Increasingly, startup employees are getting the chance to cash out their shares early, with more investors willing to buy out their stakes. We saw this in the spring when Facebook raised $150 million to buy up employee shares. Now Sequoia Capital says it will invest up to $75 million in IT management company Service-now.com, giving some of its workers a chance to cash out their stock options, Dow Jones reports.
It’s unclear how many of the Solana Beach, Calif. company’s employees will be willing to sell. The company has already raised $41.3 million from Sequoia’s acquisition of common stock. Whatever the deal amounts to, it will close by Dec. 29. Service-now hopes the opportunity will convince employees who endured leaner times to stick around for a potential public offering sometime in the next 18 months.
Facebook’s decision to allow its employees to sell up to $1 million worth of Facebook stock (or 25 percent of their vested shares) seems to have broken the seal on this concept. It proved so popular at the social network that the amount employees wanted to sell exceeded the $100 million that investor Digital Sky Technologies had offered to spend.
Now workers at other startups in Silicon Valley and elsewhere are starting to demand the same treatment — especially those who have been asked to forego salary and work long hours to keep shaky businesses alive in early days.
Soon afterward, firms like Industry Ventures and Millennium Technology Ventures said they were open to facilitating this type of program. This is the first time Sequoia has participated in this kind of deal, but it might be indicative of more to come.
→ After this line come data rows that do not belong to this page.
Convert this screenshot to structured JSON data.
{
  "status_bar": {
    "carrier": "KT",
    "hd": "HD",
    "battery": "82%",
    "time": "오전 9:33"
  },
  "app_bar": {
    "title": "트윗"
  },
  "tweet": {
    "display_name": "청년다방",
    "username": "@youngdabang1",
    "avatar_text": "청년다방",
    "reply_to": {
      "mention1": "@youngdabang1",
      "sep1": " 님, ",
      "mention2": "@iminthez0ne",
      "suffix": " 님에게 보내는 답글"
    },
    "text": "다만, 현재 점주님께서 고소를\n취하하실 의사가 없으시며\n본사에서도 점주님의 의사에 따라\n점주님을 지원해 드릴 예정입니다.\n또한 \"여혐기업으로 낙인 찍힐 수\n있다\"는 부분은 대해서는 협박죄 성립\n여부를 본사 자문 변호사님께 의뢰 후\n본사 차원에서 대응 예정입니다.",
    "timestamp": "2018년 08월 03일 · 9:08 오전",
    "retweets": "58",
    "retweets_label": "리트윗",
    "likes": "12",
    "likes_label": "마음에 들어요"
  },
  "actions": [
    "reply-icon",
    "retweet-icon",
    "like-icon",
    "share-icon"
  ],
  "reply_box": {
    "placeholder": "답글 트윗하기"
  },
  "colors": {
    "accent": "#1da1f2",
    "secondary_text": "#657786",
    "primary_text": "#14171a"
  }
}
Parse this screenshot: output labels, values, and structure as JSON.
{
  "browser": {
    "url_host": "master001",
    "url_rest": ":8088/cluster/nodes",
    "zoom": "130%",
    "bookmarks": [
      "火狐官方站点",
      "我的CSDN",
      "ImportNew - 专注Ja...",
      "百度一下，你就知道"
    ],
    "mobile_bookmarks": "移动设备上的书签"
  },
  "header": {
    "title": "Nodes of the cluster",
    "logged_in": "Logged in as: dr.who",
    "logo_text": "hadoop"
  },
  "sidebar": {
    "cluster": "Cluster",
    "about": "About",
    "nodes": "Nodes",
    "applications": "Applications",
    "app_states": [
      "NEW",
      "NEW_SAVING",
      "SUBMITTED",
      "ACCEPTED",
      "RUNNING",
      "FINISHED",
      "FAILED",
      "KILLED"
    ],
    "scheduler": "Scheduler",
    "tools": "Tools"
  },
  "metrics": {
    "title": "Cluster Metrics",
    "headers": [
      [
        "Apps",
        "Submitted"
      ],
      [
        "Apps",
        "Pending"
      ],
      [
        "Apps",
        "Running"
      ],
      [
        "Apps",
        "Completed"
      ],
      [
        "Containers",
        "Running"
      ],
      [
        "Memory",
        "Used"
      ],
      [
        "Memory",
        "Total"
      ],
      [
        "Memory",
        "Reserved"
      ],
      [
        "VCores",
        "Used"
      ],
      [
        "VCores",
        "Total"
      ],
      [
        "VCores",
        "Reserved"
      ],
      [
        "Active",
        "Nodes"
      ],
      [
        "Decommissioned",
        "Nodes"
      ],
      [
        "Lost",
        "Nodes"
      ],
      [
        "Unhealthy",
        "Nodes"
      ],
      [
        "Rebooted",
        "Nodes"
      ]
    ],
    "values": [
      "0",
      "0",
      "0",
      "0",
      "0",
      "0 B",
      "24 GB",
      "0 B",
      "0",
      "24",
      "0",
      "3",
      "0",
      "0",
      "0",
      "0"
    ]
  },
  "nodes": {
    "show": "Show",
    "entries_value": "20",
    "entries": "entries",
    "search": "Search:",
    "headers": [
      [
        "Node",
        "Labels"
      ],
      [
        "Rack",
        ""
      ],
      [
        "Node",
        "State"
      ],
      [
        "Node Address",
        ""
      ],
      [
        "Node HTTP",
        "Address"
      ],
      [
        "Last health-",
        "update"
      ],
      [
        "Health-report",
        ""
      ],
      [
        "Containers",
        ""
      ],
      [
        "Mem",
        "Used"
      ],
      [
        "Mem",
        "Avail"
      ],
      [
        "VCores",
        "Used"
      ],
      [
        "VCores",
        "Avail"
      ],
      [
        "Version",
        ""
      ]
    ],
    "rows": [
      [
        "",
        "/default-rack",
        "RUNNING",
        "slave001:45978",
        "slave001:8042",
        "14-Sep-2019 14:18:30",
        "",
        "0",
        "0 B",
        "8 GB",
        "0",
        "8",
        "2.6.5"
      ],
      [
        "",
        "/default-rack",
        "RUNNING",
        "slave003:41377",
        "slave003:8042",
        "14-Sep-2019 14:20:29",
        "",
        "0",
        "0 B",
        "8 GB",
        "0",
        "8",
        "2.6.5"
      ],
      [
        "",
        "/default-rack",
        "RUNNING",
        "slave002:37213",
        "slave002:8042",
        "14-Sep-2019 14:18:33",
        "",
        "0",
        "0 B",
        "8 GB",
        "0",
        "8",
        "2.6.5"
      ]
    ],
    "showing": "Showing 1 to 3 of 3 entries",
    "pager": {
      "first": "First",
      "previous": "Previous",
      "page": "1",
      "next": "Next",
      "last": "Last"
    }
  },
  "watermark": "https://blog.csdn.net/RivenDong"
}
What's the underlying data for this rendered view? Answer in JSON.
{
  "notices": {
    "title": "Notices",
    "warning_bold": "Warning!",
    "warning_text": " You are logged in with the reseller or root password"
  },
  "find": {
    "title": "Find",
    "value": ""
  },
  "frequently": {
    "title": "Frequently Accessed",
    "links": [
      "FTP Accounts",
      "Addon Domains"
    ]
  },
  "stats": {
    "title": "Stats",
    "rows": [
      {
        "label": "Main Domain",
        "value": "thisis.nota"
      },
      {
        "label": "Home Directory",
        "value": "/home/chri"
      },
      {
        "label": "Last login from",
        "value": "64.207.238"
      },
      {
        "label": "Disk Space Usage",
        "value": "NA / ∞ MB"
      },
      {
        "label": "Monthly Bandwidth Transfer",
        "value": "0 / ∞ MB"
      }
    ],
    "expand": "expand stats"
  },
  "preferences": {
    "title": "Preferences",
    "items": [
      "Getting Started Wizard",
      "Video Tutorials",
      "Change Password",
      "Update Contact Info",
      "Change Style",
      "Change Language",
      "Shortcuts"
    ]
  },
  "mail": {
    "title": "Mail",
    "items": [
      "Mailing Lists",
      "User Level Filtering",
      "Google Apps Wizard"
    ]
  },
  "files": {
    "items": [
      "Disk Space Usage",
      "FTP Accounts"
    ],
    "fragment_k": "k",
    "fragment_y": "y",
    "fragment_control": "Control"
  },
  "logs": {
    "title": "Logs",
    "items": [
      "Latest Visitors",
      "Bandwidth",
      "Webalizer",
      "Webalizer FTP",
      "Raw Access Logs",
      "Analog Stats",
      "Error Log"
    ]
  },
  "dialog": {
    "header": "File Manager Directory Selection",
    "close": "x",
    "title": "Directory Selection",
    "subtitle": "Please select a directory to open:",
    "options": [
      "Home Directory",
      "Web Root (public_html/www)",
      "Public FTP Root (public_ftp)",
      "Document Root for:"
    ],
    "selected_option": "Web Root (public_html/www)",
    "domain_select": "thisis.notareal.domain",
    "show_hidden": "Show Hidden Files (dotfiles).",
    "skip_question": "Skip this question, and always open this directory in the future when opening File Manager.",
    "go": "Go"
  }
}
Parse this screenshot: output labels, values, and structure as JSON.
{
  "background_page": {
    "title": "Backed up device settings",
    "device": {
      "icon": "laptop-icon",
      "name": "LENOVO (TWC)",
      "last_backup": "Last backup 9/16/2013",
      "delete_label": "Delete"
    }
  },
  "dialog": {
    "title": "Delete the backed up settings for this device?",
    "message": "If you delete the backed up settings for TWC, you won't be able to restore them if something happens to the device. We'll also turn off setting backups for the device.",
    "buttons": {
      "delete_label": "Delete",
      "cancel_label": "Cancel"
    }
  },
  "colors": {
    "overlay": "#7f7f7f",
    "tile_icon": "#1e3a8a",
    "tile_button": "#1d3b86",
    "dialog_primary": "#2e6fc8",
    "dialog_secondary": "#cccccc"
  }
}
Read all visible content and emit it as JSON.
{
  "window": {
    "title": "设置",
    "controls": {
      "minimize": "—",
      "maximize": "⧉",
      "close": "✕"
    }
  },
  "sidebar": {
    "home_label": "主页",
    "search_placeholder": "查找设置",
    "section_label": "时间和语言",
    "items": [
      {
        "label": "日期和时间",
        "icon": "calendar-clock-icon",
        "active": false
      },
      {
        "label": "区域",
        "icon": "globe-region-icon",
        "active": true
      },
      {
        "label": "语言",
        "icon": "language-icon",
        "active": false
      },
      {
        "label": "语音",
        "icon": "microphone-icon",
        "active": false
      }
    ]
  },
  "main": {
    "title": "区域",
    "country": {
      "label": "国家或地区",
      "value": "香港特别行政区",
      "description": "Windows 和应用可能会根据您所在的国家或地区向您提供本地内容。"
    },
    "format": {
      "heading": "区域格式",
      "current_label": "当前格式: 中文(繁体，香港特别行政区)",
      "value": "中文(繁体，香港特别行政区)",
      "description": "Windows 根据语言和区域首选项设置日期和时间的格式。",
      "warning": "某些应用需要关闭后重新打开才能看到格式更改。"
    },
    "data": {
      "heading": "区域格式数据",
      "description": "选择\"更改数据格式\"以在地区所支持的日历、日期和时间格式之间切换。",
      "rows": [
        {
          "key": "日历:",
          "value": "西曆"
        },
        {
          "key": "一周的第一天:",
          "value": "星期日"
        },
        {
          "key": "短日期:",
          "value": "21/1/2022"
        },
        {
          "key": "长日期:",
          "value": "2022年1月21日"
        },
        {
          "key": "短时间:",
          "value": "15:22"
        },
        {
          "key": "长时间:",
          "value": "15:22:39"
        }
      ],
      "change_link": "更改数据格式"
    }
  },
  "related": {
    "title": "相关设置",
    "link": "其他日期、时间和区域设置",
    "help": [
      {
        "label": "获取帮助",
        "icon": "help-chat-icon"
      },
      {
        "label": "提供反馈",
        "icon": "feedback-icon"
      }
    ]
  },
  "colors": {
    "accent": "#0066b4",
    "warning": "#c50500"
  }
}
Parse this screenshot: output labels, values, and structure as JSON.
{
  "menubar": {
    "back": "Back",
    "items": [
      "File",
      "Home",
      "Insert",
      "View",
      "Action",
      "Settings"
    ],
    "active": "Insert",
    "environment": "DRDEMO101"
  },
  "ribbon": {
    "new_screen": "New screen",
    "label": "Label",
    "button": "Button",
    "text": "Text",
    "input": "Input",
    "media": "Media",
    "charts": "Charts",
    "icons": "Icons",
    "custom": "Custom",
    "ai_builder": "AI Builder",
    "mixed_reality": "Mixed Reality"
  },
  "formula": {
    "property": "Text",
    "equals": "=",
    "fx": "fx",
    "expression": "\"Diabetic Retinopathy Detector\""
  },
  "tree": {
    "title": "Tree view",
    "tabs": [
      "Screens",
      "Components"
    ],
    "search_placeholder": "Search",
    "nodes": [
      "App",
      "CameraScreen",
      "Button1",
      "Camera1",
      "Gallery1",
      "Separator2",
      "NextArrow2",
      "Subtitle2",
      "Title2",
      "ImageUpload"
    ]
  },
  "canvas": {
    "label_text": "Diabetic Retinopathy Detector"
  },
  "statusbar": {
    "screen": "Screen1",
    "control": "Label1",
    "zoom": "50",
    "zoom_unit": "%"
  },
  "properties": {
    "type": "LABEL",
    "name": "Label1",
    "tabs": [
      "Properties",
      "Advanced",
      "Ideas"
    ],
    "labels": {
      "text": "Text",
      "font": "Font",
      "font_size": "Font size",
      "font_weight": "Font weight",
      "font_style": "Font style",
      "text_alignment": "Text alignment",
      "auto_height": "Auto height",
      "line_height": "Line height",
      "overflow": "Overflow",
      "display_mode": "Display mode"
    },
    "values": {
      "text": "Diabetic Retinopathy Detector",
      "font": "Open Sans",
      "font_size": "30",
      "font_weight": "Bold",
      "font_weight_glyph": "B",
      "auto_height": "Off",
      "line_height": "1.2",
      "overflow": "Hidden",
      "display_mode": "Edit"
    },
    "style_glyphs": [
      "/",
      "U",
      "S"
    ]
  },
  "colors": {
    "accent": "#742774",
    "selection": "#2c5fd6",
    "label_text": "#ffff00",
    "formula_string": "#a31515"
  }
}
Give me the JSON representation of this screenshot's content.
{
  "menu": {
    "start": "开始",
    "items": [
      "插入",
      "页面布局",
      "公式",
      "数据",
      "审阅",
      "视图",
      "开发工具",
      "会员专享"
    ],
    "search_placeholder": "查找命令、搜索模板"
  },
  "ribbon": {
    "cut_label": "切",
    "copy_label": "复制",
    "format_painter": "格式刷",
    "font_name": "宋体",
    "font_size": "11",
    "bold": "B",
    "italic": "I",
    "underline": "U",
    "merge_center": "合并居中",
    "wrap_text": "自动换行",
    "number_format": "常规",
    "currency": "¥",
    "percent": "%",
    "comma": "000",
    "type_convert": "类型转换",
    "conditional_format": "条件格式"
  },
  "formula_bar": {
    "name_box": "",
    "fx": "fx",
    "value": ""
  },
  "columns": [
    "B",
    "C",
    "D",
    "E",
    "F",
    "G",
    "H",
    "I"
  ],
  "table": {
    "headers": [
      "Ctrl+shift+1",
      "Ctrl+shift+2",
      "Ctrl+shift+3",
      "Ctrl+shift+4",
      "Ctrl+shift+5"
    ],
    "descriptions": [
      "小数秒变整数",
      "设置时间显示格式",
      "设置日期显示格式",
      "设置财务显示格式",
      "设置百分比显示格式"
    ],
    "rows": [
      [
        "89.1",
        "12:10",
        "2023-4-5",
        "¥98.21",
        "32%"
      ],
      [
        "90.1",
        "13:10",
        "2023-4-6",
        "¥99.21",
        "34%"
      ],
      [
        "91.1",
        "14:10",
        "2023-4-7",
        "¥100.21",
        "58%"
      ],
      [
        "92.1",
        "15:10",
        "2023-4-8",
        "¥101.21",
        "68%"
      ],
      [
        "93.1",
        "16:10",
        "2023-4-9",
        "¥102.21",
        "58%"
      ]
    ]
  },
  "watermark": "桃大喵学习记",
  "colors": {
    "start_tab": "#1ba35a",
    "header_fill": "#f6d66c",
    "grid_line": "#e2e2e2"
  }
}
An online tool called SecondMarket has also cropped up to help employees and other stakeholders in private companies connect with share buyers. The site has brokered more than $50 million in these type of deals, skimming a nice commission off the top of each. Though it turns out that startups themselves prefer official programs through investment firms because they retain more control and can limit valuation changes.
Even though these sorts of transactions have been shown to improve morale and employee loyalty, not everyone is as enthusiastic as Facebook and Sequoia. If it becomes common practice for startup workers to cash out early, and too many start to do it, investors might take it as a sign than valuations are about to drop, or that a company is circling the drain.
Service-now, at five years old, anticipates a liquidity event in the next 12 to 14 months. With about 2,000 clients, it has been backed by $54.9 million in capital from undisclosed investors in addition to Sequoia.